Step 3: Substitute \( g \) into the equation

Substitute \( g = x - 21 \) into \( \frac{3}{5}g=\frac{1}{4}x \). We get \( \frac{3}{5}(x - 21)=\frac{1}{4}x \).

Step 4: Expand the left - hand side

Using the distributive property \( a(b - c)=ab - ac \), where \( a=\frac{3}{5} \), \( b = x \), and \( c = 21 \), we have \( \frac{3}{5}x-\frac{3\times21}{5}=\frac{1}{4}x \), which simplifies to \( \frac{3}{5}x-\frac{63}{5}=\frac{1}{4}x \).

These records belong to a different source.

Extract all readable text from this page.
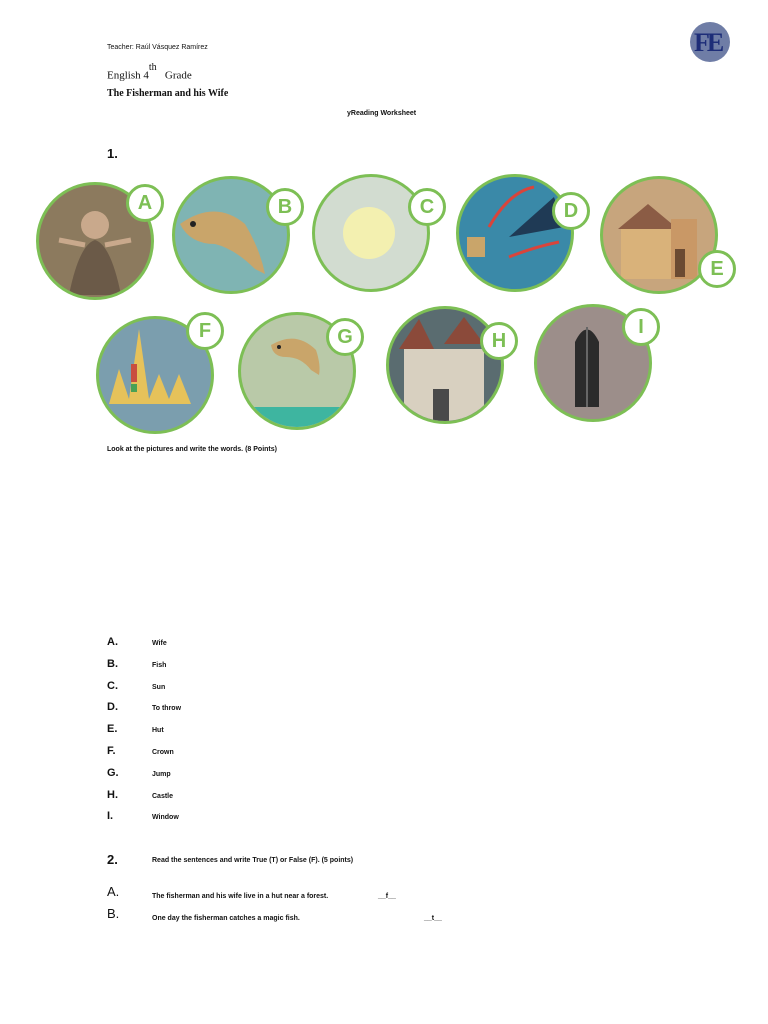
Teacher: Raúl Vásquez Ramírez
English 4th   Grade
The Fisherman and his Wife
yReading Worksheet
FE
1.
A	B	C	D
E
F	G	H
I
Look at the pictures and write the words. (8 Points)
A.	Wife
B.	Fish
C.	Sun
D.	To throw
E.	Hut
F.	Crown
G.	Jump
H.	Castle
I.	Window
2.	Read the sentences and write True (T) or False (F). (5 points)
A.	The fisherman and his wife live in a hut near a forest.	__f__
B.	One day the fisherman catches a magic fish.	__t__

Step 5: Move the \( x \) terms to one side

Subtract \( \frac{1}{4}x \) from both sides and add \( \frac{63}{5} \) to both sides:
\( \frac{3}{5}x-\frac{1}{4}x=\frac{63}{5} \)
Find a common denominator for the left - hand side. The common denominator of 5 and 4 is 20. So, \( \frac{3\times4}{5\times4}x-\frac{1\times5}{4\times5}x=\frac{63}{5} \), which is \( \frac{12}{20}x-\frac{5}{20}x=\frac{63}{5} \).
Simplifying the left - hand side gives \( \frac{7}{20}x=\frac{63}{5} \).

Step 6: Solve for \( x \)

Multiply both sides by the reciprocal of \( \frac{7}{20} \), which is \( \frac{20}{7} \):
\( x=\frac{63}{5}\times\frac{20}{7} \)
Simplify the right - hand side: \( \frac{63\times20}{5\times7}=\frac{63\times4}{7}=9\times4 = 36 \).

Answer:

The total number of pupils in the class is 36.